Streamlined and austere with almost no other featured MCs, Illmatic’s 10 track, thirty-nine minute runtime, placed a remarkable level of confidence in Nas and his ability to hold an audience’s attention. Initially, at least, Illmatic failed to reach the commercial heights that many had hoped; its lead single, ‘Halftime’ only managed a high of number eight on the Hot Rap chart, whilst, almost unbelievably now, ‘Life’s A Bitch’ failed to chart at all. After peaking at number twelve on the Billboard chart, initial albums sales faltered, too. It was only after two years that the album achieved Gold status in ’96, and later turned Platinum in 2001.

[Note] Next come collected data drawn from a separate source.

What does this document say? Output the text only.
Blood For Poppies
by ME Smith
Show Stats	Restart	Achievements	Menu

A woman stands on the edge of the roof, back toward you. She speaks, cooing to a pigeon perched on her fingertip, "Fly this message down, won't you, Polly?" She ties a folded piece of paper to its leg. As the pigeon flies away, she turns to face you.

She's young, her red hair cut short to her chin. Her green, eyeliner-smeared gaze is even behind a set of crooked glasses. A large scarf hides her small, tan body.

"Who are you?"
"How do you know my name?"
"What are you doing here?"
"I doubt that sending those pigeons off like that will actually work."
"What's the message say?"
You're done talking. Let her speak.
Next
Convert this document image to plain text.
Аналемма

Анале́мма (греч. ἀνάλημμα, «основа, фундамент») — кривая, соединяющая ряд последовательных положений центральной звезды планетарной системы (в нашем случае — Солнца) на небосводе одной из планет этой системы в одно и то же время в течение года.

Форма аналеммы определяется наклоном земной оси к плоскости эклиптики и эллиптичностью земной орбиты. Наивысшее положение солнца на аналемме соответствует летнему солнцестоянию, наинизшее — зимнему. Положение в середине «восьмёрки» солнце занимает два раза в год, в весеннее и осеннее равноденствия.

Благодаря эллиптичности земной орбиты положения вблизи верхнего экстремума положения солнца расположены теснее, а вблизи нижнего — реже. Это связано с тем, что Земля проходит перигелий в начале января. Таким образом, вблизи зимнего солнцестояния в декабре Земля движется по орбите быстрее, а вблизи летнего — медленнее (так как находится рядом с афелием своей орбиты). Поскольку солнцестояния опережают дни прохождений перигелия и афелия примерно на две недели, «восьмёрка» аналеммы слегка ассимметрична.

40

But the true impact of Illmatic is felt within the fabric of hiphop itself – confirmed by its glowing Five Mic review in hiphop powerhouse, The Source. Alongside albums such as Enter The Wu-Tang, Enta Da Stage, and The Sun Rises In The East, Nas’s dark and gritty debut helped shift the New York sound away from the playful atmosphere of alternative groups like a Tribe Called Quest, towards the brooding hardcore style of Mobb Deep, Big L, Jay Z, Biggie Smalls, and countless others. Albums such as Reasonable Doubt and Ready To Die expanded on the nihilistic, anti-hero aspects of Illmatic, following its mantra to forge the mythologies of Jay and Smalls respectively. Mobb Deep’s ’95 classic, The Infamous, continued a Queensbridge resurgence that saw the borough briefly return to its former glory days, whilst New York once again demanded attention on the national stage, drawing focus away from the all-powerful G-Funk style of the West Coast. Lyricism and poetic imagination were once again considered a tenet of hiphop’s artistic value, with real-life experience and authenticity treasured as a vital aspect of a great MC.
Although hiphop’s landscape has changed dramatically since its release, Illmatic remains an eternal classic, and for many the finest rap album of all time. For better or worse it has defined the three decades of Nas’s career, during which he has retained his status as one of the world’s finest lyricists but struggled to create a follow-up that recaptures the impossibly high achievements of his incredible debut. As an album so evocative of a specific time, place and point of view, it’s unlikely that its ephemeral energy could ever be replicated. But to listen back, twenty-five years later, is to be thrust right back into the shoes of a troubled and talented teenager with the world at his feet. Achieving this with such visceral tactility, Illmatic is truly an album like no other.